The secretary of state candidates the group endorses all sing the same familiar song about electoral integrity issues that we routinely hear from ACORN: Voter fraud is largely a myth, vote suppression is used widely by Republicans, cleansing the dead and fictional characters from voter rolls should be avoided until embarrassing media reports emerge, and anyone who demands that a voter produce photo identification before pulling the lever hates poor people and minorities.

The strategic targeting of the SoS Project yielded astounding results in 2008 and 2006. The group brags it helped to elect “9 out of 11 reform candidates for chief elections officer in key states in 2006 and 2008” and “raised nearly 1 million dollars for SoS candidates in both election cycles.”

That’s an excellent return on investment and Soros knows it.

Finally, although some conservatives have been attacking Nevada Secretary of State Ross Miller, a Democrat seeking reelection, for his skepticism towards recent reports that Harry Reid’s Senate campaign has been cheating, such criticism appears misplaced. It is hard to believe Miller would tolerate Reid breaking the law for one reason: Miller and Nevada Attorney General Catherine Cortez Masto, also a Democrat, have gone far out on a political limb for their vigorous prosecution of election fraud committed by the left’s favorite crime syndicate, ACORN.

Their investigators jointly raided the offices of Las Vegas ACORN in 2008 and discovered that the group had been running an illegal scheme that gave voter registration canvassers cash rewards for exceeding daily quotas.

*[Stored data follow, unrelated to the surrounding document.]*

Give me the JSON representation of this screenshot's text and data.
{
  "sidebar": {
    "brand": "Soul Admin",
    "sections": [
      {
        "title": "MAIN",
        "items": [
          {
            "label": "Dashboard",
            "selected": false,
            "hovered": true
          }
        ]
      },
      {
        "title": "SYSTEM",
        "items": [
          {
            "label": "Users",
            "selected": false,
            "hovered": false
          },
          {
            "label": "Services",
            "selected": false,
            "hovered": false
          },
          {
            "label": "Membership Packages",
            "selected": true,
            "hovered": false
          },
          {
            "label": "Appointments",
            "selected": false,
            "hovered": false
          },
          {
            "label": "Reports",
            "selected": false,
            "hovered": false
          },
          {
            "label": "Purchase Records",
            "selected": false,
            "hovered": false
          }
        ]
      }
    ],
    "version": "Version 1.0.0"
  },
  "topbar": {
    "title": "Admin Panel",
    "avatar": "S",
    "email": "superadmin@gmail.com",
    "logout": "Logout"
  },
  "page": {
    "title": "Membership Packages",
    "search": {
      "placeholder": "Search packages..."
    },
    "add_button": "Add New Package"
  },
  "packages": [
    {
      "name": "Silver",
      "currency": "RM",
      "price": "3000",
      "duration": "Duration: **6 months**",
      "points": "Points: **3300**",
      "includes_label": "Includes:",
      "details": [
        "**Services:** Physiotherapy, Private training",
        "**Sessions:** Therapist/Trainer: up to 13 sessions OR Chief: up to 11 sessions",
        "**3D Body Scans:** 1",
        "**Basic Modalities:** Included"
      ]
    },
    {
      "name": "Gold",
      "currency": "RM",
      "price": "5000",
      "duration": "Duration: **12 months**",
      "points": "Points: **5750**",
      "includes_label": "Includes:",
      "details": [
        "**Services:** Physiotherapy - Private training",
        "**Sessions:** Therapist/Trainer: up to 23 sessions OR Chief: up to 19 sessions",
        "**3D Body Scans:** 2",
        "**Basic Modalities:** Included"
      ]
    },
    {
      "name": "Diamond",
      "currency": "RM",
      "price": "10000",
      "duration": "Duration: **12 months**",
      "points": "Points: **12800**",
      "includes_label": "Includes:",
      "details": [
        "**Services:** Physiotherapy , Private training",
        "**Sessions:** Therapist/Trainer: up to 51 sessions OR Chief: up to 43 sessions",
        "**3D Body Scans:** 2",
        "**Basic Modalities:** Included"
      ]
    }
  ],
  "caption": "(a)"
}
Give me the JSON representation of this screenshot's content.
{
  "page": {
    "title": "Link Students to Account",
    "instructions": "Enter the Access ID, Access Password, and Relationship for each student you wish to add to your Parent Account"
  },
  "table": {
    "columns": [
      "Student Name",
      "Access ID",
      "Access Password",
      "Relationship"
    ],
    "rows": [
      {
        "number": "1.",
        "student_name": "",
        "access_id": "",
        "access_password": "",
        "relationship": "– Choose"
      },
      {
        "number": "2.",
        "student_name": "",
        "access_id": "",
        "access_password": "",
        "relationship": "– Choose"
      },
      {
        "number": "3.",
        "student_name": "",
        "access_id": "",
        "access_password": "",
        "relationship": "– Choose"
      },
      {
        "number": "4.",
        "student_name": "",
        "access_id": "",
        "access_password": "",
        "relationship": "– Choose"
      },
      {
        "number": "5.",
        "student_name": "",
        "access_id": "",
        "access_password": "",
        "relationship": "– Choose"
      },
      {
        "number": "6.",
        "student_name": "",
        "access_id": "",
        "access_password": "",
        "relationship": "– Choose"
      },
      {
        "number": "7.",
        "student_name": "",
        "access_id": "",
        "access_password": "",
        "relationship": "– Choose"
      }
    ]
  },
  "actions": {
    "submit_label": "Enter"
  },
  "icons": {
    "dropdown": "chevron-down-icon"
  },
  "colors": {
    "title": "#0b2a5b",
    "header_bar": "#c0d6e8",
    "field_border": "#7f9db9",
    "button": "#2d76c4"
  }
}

One ACORN employee has already been convicted in the scheme, and his supervisor, Amy Busefink, goes on trial Nov. 29. (Despite the pending felony charges, Busefink is currently heading the get-out-the-vote effort now being conducted by ACORN’s vote manufacturing subsidiary, Project Vote.) Even ACORN itself, the shell corporation that runs 300-plus affiliated groups nationwide and overseas, is under indictment in Nevada thanks to Miller.

Miller, who was endorsed by the SoS Project when he ran in 2006, was not endorsed by the group this time. Coincidence?